Helping With Confidence & Anxiety - Why Leaders Must Overcome Fear In Order To Progress

Being amazing in your day job doesn’t necessarily translate directly to being great in front of a journalist, a camera, behind a microphone, or on stage.

Yet there is an unspoken expectation from all that if you’re a senior leader, you should be adept when stepping up to represent your brand. But what if wearing your Brand Champion Hat fills you with dread?

You are not alone, I promise. Lacking confidence when it comes to being a storyteller, or even just being ‘on the record’ is actually very common. Glossophobia, the fear of public speaking, can be further aggravated by the ‘spotlight effect’ which is the phenomenon where you overestimate how much others notice aspects of your appearance or behaviour.

In December 2022 in the United Kingdom, there were 1,970 website searches per month on ‘Public Speaking Anxiety’. This number soared to 10,070 per month in the United States.

It is easy to understand that being passionate about a brand, or being amazing at your day job doesn’t necessarily mean that you have that same confidence about yourself…

In fact, in an interview with Inc.com, Sarah Wilson, founder of iquitsugar.com and author of the book First, We Make the Beast Beautiful: A New Journey Through Anxiety, says that high levels of anxiety are actually common among the entrepreneurially gifted.

"It comes down to brain function: their ability to think beyond straight data and to hyper-connect," Wilson says. People with high levels of anxiety "are able to think very broadly across multiple ideas all at once, which lends itself, obviously, to creating a business."

If this is you and you know what needs to be done, but find the idea just too daunting, it is helpful to understand why you’re feeling anxious. Acknowledging this is the first step to managing it appropriately. What’s the REAL reason it makes you anxious? Be honest with yourself!

If it’s largely due to being reluctant to promote your brand personally, then reminding yourself why championing your brand is so vital.

Firstly, there is a real responsibility for senior leaders to step into the spotlight and promote their brand. People buy from people. Marketing and sales messages shouldn’t just be there to be read. They need to be lived and breathed.

And secondly, if the founder or senior leader isn’t prepared to verbally deliver what others need to know, to share their passion and their vision for their brand, then why should anyone else care about it?

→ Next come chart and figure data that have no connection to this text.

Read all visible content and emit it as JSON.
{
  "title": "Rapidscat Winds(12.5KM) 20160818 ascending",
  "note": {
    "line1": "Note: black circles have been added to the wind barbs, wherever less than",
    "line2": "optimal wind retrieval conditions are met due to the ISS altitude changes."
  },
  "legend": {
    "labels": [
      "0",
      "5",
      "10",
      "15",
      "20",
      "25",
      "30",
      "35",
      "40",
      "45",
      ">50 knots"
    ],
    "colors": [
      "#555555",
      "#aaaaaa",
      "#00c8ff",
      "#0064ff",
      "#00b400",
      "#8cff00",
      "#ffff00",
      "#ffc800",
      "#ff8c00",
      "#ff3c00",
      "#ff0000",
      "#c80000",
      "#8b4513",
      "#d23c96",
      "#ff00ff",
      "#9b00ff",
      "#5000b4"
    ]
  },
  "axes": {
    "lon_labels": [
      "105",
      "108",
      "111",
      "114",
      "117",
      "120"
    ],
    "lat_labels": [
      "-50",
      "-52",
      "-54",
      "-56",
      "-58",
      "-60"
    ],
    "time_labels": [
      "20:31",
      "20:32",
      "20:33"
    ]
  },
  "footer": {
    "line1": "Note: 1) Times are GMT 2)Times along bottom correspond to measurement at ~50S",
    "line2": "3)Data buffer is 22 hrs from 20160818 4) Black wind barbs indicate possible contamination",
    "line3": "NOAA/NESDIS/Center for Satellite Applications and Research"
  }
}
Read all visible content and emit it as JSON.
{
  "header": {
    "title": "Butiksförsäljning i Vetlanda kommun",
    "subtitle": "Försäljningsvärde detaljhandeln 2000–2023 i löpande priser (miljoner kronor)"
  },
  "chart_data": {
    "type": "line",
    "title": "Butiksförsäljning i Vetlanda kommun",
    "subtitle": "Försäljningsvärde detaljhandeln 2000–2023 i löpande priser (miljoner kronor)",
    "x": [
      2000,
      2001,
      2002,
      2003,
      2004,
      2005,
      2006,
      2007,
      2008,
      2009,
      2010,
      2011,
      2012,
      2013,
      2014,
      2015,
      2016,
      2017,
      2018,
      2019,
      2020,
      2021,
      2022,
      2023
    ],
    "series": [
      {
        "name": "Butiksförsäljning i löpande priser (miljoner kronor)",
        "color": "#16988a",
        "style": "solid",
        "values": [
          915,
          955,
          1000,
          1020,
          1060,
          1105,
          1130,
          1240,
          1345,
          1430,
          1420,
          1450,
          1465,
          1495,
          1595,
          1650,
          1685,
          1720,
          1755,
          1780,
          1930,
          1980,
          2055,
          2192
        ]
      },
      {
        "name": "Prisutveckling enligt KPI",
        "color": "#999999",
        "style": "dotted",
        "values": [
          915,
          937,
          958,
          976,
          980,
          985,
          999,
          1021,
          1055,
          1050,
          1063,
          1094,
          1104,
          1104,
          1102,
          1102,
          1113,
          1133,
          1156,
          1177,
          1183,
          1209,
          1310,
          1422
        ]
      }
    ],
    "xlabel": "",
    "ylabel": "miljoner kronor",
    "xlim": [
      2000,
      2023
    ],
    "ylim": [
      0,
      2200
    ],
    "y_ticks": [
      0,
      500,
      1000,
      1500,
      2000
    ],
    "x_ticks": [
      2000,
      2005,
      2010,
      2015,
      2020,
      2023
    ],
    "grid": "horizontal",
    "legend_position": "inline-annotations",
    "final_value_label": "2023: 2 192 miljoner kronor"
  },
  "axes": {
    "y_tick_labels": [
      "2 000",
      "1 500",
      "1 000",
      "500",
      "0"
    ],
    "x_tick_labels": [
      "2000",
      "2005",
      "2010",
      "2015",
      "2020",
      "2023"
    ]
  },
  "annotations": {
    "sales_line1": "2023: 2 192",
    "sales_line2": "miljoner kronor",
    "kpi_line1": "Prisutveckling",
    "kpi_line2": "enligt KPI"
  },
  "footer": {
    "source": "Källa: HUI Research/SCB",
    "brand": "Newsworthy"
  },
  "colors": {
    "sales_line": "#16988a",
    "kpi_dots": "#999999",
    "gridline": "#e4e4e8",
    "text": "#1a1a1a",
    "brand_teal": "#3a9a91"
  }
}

In a Harvard Business Review article, historian Nancy Koehn shared what the great leaders of our time knew about handling collective anxiety - and their own - during a crisis.

‘For Winston Churchill during the Second World War, it was about resilience and dedication to the fight against Nazi Germany — even in 1940 and 1941, when Britain stood virtually alone, the last bulwark against Adolf Hitler.

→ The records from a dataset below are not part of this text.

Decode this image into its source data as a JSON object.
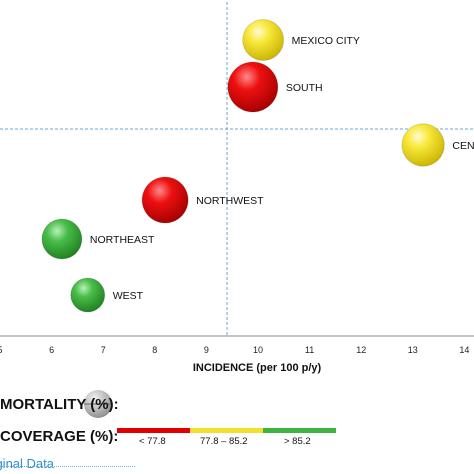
{
  "chart_data": {
    "type": "scatter",
    "xlabel": "INCIDENCE (per 100 p/y)",
    "xlim": [
      4.9,
      14.1
    ],
    "x_ticks": [
      "5",
      "6",
      "7",
      "8",
      "9",
      "10",
      "11",
      "12",
      "13",
      "14"
    ],
    "reference_x": 9.4,
    "grid": false,
    "points": [
      {
        "label": "MEXICO CITY",
        "x": 10.1,
        "size": 0.82,
        "coverage_category": "77.8 – 85.2",
        "color": "#f2e02d"
      },
      {
        "label": "SOUTH",
        "x": 9.9,
        "size": 1.0,
        "coverage_category": "< 77.8",
        "color": "#e00000"
      },
      {
        "label": "CENTRAL",
        "x": 13.2,
        "size": 0.85,
        "coverage_category": "77.8 – 85.2",
        "color": "#f2e02d"
      },
      {
        "label": "NORTHWEST",
        "x": 8.2,
        "size": 0.92,
        "coverage_category": "< 77.8",
        "color": "#e00000"
      },
      {
        "label": "NORTHEAST",
        "x": 6.2,
        "size": 0.8,
        "coverage_category": "> 85.2",
        "color": "#3fb23f"
      },
      {
        "label": "WEST",
        "x": 6.7,
        "size": 0.68,
        "coverage_category": "> 85.2",
        "color": "#3fb23f"
      }
    ],
    "legend": {
      "mortality_title": "MORTALITY (%):",
      "coverage_title": "COVERAGE (%):",
      "coverage_bins": [
        {
          "label": "< 77.8",
          "color": "#e00000"
        },
        {
          "label": "77.8 – 85.2",
          "color": "#f2e02d"
        },
        {
          "label": "> 85.2",
          "color": "#3fb23f"
        }
      ]
    }
  },
  "footer": {
    "link_text": "Original Data"
  }
}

In a famous address to the House of Commons in June 1940, Churchill declared, “We shall go on to the end…, we shall fight on the beaches, we shall fight on the landing grounds, we shall fight in the fields and in the streets, we shall fight in the hills; we shall never surrender.”

When you do these things, people think, “Okay, I’m scared, and my leader knows it, but we’re going to get through it anyway and we each have a role to play.”’

Nancy says it is about showing up and performing well without allowing the audience to sense your fears. Nelson Mandela famously said that, as an enemy of the state and a prisoner in apartheid-era South Africa, he “learned that courage was not the absence of fear, but the triumph over it.”

Often anxiety comes from just not knowing what to do or how to respond best to what’s expected. And that’s why training can be a complete game changer. Not just training on what to do, but also the hand-holding type of training that really looks at the ‘how’ to do it.

With my proven method, those who struggle with wearing their Brand Champion Hat, are equipped with the tools to help them feel confident, to be authentically themselves, and to engage and add value to their audience, without needing to sweat it out for hours on end.

Why, when asked to name a good spokesperson, does everyone remember Steve Jobs?  I believe it was because he was authentically himself. There was no special formula. He was ultimately natural, happy to share his passion, his reason ‘why’. Confident that if he needed to walk around rather than be stuck behind a podium, he could. But above all. He was himself.

This can be you too, believe it or not. With the right belief system in place, you can increase your confidence, cancel out anxiety and champion away without fear!